Depending on the reasons why people are missing, there are different solutions to address the data gap. Whatever the solution, says Dr. Sahar Zangeneh of the Fred Hutchinson Cancer Research Center, “If you have missing data, you can't just ignore it. You have to do something about it.” Statistical solutions, such as filling in missing data or weighting it during analysis, can be applied post hoc. Solutions aimed at reaching missed populations in the field are often creative.

Health care may also be inaccessible for individuals due to economic reasons. A successful method for reducing cost is task-switching: transferring many health care tasks to workers with less training. For example, distributing vaccines using community health workers instead of nurses. This also enables strategies such as in-home testing and treatment, which opens care to poor people who cannot afford to miss work to travel to the clinic.

Even when health care is accessible and affordable, certain populations may not access it. For example, men generally seek out health care less often than women do, so one effort involved going from home to home providing TB testing. “But even with health care workers going directly to the household, there were always members of the household that we could not locate,” said Dr. Adrienne Shapiro of the University of Washington. Those absent were often men away from the home for work, a population that was already at higher risk. One effort that was successful in South Africa at reaching a 50/50 gender balance was setting up HIV testing facilities at soccer matches, transit hubs, construction sites, workplaces and other areas. “We needed to think differently to address that gap,” said Dr. Ruanne Barnabas of the University of Washington.

When individuals are reached, they may not provide reliable data. Adherence to treatment may be less than reported, particularly when it involves taking medication when one feels well. People may not provide accurate data about their health or behavior, particularly in HIV research. People may not feel safe disclosing their sexual orientation due to stigma or criminalization, so LGBT populations are not well-represented in the data.
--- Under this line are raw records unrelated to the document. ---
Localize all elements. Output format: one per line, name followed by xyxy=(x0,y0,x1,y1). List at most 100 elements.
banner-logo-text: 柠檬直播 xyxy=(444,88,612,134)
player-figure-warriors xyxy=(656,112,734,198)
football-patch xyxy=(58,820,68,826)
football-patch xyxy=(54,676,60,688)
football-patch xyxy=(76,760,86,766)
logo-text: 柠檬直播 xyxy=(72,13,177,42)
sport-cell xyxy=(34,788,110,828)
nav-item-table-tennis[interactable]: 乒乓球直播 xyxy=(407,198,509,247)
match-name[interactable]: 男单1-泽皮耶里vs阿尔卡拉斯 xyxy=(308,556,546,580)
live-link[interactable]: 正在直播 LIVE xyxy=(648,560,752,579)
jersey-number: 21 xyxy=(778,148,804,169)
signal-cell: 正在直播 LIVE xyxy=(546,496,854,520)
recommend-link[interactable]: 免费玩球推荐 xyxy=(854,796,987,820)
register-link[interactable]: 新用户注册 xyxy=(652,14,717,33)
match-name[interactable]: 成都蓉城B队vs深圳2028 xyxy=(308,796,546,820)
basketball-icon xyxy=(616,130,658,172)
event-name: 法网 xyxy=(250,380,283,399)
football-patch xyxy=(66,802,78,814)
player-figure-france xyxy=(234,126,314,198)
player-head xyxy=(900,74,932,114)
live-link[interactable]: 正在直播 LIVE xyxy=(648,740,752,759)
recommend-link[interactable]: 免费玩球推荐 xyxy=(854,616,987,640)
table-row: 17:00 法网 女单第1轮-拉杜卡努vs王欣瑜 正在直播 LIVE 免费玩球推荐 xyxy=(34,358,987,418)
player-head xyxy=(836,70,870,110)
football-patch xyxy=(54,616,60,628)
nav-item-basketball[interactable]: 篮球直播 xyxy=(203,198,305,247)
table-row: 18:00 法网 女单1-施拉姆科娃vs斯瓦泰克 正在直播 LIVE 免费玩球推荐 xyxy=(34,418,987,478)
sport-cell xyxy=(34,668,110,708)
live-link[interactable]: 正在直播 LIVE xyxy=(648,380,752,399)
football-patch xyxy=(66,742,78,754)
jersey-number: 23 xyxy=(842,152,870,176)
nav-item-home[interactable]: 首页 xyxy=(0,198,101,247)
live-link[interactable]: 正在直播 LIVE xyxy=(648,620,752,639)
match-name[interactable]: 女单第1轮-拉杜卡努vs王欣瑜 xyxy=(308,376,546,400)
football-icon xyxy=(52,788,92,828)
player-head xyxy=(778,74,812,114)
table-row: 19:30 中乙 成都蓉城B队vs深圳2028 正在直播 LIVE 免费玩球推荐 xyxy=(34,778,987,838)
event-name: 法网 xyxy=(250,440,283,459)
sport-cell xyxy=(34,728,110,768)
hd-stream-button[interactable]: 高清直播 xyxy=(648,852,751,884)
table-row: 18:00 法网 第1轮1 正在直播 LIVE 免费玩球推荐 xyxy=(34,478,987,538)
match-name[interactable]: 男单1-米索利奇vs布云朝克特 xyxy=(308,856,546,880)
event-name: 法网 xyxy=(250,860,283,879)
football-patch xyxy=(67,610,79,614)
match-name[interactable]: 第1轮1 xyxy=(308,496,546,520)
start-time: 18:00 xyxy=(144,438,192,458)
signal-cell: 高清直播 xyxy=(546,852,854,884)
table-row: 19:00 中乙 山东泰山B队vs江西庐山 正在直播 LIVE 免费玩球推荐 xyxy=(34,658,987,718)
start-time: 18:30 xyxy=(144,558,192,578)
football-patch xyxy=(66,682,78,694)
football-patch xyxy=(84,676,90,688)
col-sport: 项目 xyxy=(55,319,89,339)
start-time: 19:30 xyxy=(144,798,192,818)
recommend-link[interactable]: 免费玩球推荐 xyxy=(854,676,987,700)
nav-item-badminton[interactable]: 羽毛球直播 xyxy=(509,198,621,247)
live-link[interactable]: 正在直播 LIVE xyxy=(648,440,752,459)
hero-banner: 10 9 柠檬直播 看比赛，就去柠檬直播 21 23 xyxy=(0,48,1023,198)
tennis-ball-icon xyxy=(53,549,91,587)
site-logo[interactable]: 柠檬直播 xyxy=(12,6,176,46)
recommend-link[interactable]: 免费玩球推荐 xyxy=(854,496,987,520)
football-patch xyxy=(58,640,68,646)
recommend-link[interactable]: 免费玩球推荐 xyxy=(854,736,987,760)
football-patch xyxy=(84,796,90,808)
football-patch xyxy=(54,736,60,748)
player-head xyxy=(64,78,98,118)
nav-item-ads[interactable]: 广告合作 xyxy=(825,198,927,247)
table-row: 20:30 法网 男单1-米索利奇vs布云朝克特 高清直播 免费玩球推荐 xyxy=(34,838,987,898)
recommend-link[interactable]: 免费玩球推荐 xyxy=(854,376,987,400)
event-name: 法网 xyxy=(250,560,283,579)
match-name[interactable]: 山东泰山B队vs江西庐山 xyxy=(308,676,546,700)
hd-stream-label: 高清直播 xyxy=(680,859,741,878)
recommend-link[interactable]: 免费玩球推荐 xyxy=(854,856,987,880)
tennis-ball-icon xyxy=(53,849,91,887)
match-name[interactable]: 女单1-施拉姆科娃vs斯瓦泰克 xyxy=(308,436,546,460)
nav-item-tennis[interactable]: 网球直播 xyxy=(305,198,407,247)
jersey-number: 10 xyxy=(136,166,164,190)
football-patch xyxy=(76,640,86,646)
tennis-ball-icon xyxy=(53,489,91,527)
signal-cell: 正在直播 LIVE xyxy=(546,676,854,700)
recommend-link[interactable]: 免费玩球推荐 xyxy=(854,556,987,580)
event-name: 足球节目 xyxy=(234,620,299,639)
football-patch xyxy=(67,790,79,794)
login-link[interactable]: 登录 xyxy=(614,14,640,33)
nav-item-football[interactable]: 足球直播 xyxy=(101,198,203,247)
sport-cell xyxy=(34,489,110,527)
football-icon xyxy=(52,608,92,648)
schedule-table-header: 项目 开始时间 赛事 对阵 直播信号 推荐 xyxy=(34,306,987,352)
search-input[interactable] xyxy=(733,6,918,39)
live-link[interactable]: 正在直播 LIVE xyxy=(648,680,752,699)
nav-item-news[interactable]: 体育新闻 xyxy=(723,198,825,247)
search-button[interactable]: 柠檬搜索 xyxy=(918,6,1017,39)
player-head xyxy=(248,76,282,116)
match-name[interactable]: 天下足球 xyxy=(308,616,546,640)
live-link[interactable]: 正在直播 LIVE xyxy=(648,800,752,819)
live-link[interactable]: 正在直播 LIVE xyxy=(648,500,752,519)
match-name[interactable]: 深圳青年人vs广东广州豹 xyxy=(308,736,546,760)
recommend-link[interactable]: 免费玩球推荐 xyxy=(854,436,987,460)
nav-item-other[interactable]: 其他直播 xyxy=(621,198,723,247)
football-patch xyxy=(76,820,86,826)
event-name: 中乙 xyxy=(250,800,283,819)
Usually the rate of health care among missing populations is so low that targeted interventions to increase that rate show some impact on disease transmission. It can be especially valuable to reach populations than have a disproportionate effect on disease transmission. For example, peer networks using mobile applications could be a good approach to reach sex workers. “The opportunity costs of missing these people is hard to estimate because they are missing,” said Dr. Shapiro. Working with hidden populations can also help you identify other helpful interventions, such as integrating opioid substitution and HIV testing/treatment for IV drug users, said Dr. Barnabas.

However, even when modelers have done everything they can to improve the quality of their data and reach those hidden populations, there can be political resistance to implementing their health care recommendations. Sanctions may prevent importing necessary medications or discussing certain topics. Policymakers may oppose evidence for unpopular interventions. “This country is an excellent example. Things like needle exchange, which were illegal for years, or certain politicians opposed to evidence-based care,” said Dr. Shapiro.

The panel emphasized the importance of disease modelers considering the limitations of the data gathered in the field and taking steps to address those limitations. Many options are available to address gaps in data, including creative methods for reaching missing populations. While work is needed to validate some of these new methods, even imperfect methods are better than ignoring those gaps. It’s also important to keep in mind how to communicate findings to policymakers so effective health care policies can be implemented.